Kamis 18 Jun 2020 08:15 WIB

Legislator Nilai RUU HIP Khianati Para Pendiri Bangsa

RUU HIP telah mendegradasikan harkat dan martabat Pancasila

Rep: Ali Mansur / Red: Agus Yulianto
Netty Prasetiyani Heryawan
Foto: Edi Yusuf/Republika
Netty Prasetiyani Heryawan

REPUBLIKA.CO.ID, JAKARTA -- Politikus Partai Keadilan Sejahtera (PKS) Netty Prasetiyani Heryawan menilai, Rancangan Undang-undang (RUU) Haluan Ideologi Pancasila (HIP) telah mendegradasikan harkat dan martabat Pancasila. Bahkan, disebut sebagai upaya untuk melegalkan paham komunisme di Indonesia. Setidaknya ada satu pasal yang banyak dikritik yaitu Pasal 7 yang memiliki tiga ayat.

"Ayat pertama, ciri pokok Pancasila adalah keadilan dan kesejahteraan sosial dengan semangat kekeluargaan yang merupakan perpaduan prinsip ketuhanan, kemanusiaan, kesatuan, kerakyatan/ demokrasi politik dan ekonomi dalam satu kesatuan," ujar Netty dalam siaran persnya, Rabu (17/6).

Kemudian ayat kedua, ciri Pokok Pancasila berupa trisila, yaitu sosio-nasionalisme, sosio-demokrasi, serta ketuhanan yang berkebudayaan. Serta ayat ketiga, trisila sebagaimana dimaksud pada ayat (2) terkristalisasi dalam ekasila, yaitu gotong-royong.

Kata Netty, pasal ini mengindikasikan bahwa yang menjadi rujukan dalam pembahasan RUU HIP adalah  Pancasila 1 Juni 1945, bukan Pancasila  yang dimaksud dan tercantum dalam Pembukaan UUD Tahun 1945 sebagai hasil konsensus sidang Panitia Persiapan Kemerdekaan Indonesia (PPKI) 

"Jadi RUU ini menghianati kesepakatan para pendiri bangsa dengan memeras  Pancasila menjadi  trisila dan ekasila. Artinya kita kembali mengulang perdebatan yang seharusnya sudah final yakni Pancasila dengan lima sila. Kita mundur lagi ke belakang dan mendistorsi Pancasila itu sendiri," ungkap Netty.

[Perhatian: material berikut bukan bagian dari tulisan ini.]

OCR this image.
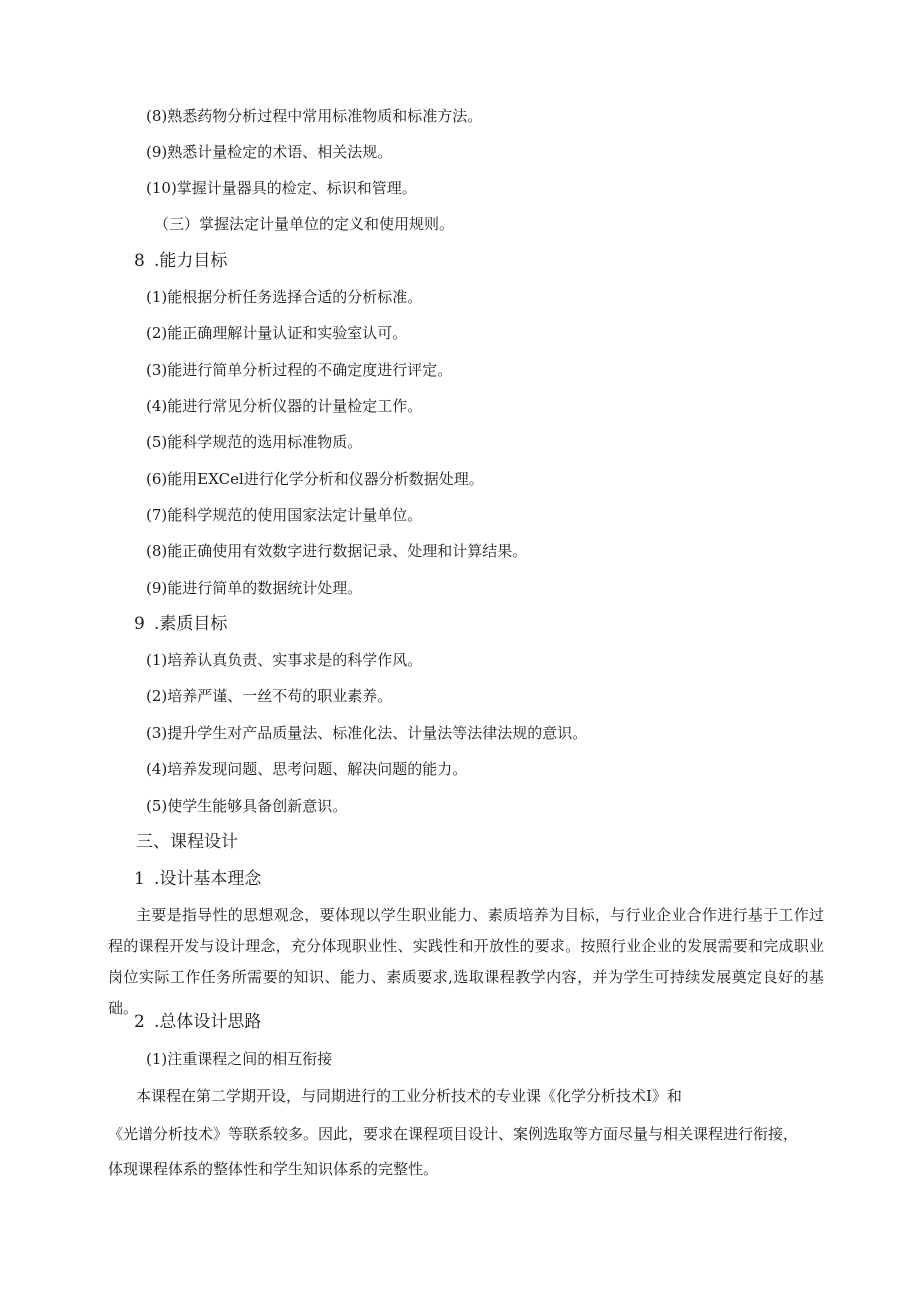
(8)熟悉药物分析过程中常用标准物质和标准方法。
(9)熟悉计量检定的术语、相关法规。
(10)掌握计量器具的检定、标识和管理。
（三）掌握法定计量单位的定义和使用规则。
8 .能力目标
(1)能根据分析任务选择合适的分析标准。
(2)能正确理解计量认证和实验室认可。
(3)能进行简单分析过程的不确定度进行评定。
(4)能进行常见分析仪器的计量检定工作。
(5)能科学规范的选用标准物质。
(6)能用EXCel进行化学分析和仪器分析数据处理。
(7)能科学规范的使用国家法定计量单位。
(8)能正确使用有效数字进行数据记录、处理和计算结果。
(9)能进行简单的数据统计处理。
9 .素质目标
(1)培养认真负责、实事求是的科学作风。
(2)培养严谨、一丝不苟的职业素养。
(3)提升学生对产品质量法、标准化法、计量法等法律法规的意识。
(4)培养发现问题、思考问题、解决问题的能力。
(5)使学生能够具备创新意识。
三、课程设计
1 .设计基本理念
主要是指导性的思想观念，要体现以学生职业能力、素质培养为目标，与行业企业合作进行基于工作过程的课程开发与设计理念，充分体现职业性、实践性和开放性的要求。按照行业企业的发展需要和完成职业岗位实际工作任务所需要的知识、能力、素质要求,选取课程教学内容，并为学生可持续发展奠定良好的基础。
2 .总体设计思路
(1)注重课程之间的相互衔接
本课程在第二学期开设，与同期进行的工业分析技术的专业课《化学分析技术I》和
《光谱分析技术》等联系较多。因此，要求在课程项目设计、案例选取等方面尽量与相关课程进行衔接，
体现课程体系的整体性和学生知识体系的完整性。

Selain pasal 7 yang bermasalah, Netty juga menyoroti tidak dimasukkannya TAP MPRS RI No. XXV/MPRS/1966 tentang larangan penyebaran paham Komunisme di Indonesia dalam RUU HIP. Jadi wajar jika banyak pihak yang menduga adanya penyusupan kepentingan politik tertentu untuk melegalkan paham Komunisme/Marxisme-Leninisme di Indonesia yang sudah dilarang melalui TAP MPRS XXV/1966.

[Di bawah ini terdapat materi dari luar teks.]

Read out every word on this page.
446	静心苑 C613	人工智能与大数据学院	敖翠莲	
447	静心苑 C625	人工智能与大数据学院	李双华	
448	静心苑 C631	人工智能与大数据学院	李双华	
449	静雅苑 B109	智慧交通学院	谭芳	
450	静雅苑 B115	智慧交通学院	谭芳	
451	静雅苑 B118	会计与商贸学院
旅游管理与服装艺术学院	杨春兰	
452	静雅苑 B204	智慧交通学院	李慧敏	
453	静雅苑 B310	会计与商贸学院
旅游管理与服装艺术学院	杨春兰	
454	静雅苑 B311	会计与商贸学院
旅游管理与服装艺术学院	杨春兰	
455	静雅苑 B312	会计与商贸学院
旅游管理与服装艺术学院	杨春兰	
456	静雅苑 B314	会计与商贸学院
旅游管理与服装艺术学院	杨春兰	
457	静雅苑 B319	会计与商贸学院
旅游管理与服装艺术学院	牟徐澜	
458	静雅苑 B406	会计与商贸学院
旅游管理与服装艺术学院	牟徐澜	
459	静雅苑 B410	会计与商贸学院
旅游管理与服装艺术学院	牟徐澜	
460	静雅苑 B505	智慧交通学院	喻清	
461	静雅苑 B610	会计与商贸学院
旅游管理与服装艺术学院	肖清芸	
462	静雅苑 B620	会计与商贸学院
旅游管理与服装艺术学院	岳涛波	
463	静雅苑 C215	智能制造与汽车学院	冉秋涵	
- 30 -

Menurut Netty, Fraksi PKS sudah dua kali memberikan catatan ini baik pada draft tanggal 9 April dan draft 22 April kepada pimpinan Badan Legislasi (Baleg) untuk memasukkan ketentuan terkait TAP MPRS ini kedalam ketentuan mengingat dari RUU Haluan Ideologi Negara. Namun sampai saat ini ketentuan tersebut tidak dimasukkan.

"Pancasila itu terpatri dalam pola pikir, olah jiwa dan pola tindak masyarakat Indonesia sejak zaman nenek moyang. Pancasila wujud dalam setiap denyut nadi dan tarikan nafas bangsa Indonesia," tegasnya.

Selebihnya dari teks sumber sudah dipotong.